The University of Kansas will no longer require mask-wearing on its campuses — with a few exceptions — effective immediately, Chancellor Douglas Girod announced Thursday.
The decision comes two weeks after the Centers for Disease Control and Prevention issued new guidance saying that masks were no longer necessary for individuals two weeks out from receiving the COVID-19 vaccine, a move which Kansas Gov. Laura Kelly quickly moved to adopt. Douglas County commissioners on Wednesday allowed a local health order mandating masks to expire, prompting KU to also lift its own mandate.
In a message Thursday, Girod and Provost Barbara Bichelmeyer said the Lawrence and Edwards campuses will also increase their densities from “low” to “moderate” for the first time since the pandemic began in March 2020.
“In practical terms, this means you can expect to see larger events – such as student orientation – and more employees returning to campus in the days ahead,” the message said.
Moving forward, Girod and Bichelmeyer said the new rules making mask-wearing optional also signify a shift in responsibility. It will be up to individuals, they said, to honestly assess their own health and vaccination status when deciding how to interact with the community.
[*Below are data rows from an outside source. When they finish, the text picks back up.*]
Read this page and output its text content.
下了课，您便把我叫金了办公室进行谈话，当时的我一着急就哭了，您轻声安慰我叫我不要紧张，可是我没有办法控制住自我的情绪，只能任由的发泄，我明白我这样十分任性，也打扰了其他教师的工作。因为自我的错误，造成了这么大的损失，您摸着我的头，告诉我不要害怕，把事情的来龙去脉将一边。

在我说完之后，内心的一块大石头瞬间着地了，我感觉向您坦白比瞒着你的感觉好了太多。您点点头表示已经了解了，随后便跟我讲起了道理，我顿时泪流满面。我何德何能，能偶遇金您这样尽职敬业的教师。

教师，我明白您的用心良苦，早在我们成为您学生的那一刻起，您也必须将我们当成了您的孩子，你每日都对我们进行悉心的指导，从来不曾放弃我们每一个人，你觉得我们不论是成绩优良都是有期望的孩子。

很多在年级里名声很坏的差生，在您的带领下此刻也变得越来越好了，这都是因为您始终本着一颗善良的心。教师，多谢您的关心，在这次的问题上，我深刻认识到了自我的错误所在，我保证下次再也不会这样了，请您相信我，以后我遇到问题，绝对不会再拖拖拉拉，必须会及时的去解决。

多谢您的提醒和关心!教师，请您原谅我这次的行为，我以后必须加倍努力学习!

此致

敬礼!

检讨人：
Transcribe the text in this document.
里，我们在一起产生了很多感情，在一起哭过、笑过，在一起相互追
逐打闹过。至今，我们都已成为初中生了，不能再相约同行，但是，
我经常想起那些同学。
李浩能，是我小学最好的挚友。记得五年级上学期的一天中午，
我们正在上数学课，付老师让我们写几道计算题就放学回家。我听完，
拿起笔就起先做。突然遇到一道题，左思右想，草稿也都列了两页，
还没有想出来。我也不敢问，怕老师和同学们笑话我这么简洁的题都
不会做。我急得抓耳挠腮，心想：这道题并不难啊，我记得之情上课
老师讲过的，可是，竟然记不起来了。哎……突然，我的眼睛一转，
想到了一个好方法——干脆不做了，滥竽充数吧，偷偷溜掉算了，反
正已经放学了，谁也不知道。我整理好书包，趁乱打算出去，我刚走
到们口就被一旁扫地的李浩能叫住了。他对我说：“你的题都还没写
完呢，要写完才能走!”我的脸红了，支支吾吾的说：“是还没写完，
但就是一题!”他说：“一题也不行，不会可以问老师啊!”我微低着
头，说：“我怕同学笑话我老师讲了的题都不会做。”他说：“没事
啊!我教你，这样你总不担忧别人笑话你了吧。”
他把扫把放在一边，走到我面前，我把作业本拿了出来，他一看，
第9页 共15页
“The fact is, vaccines dramatically reduce the risk of COVID-19 spread and severe illness. Individuals who have been vaccinated can take comfort in this and may still choose to add protective layers such as masks and social distancing to manage their specific needs or risk tolerances,” the message said. “Individuals who are not vaccinated are strongly encouraged to continue wearing masks and social distancing, and to get vaccinated as soon as possible.”
The two leaders stopped short of saying vaccinations would be required of the campus community for the coming fall semester — a move hundreds of colleges and universities have already made.
“KU will continue to do everything possible to encourage vaccination and make it as convenient as possible for Jayhawks to get vaccinated,” Girod and Bichelmeyer said. “This will include student-specific efforts as we approach the fall semester.”
In Douglas County, it is still strongly encouraged for anyone who has not received a COVID-19 vaccine to wear a mask when in public, and especially when social distancing of at least 6 feet is not possible. And even for those who are vaccinated, county health officials on Wednesday said they still recommend wearing masks indoors and outdoors when social distancing isn’t possible.
“With your help, we will continue preparing for a full on-campus presence next fall so we can meet our obligations to our students and state,” Girod and Bichelmeyer said.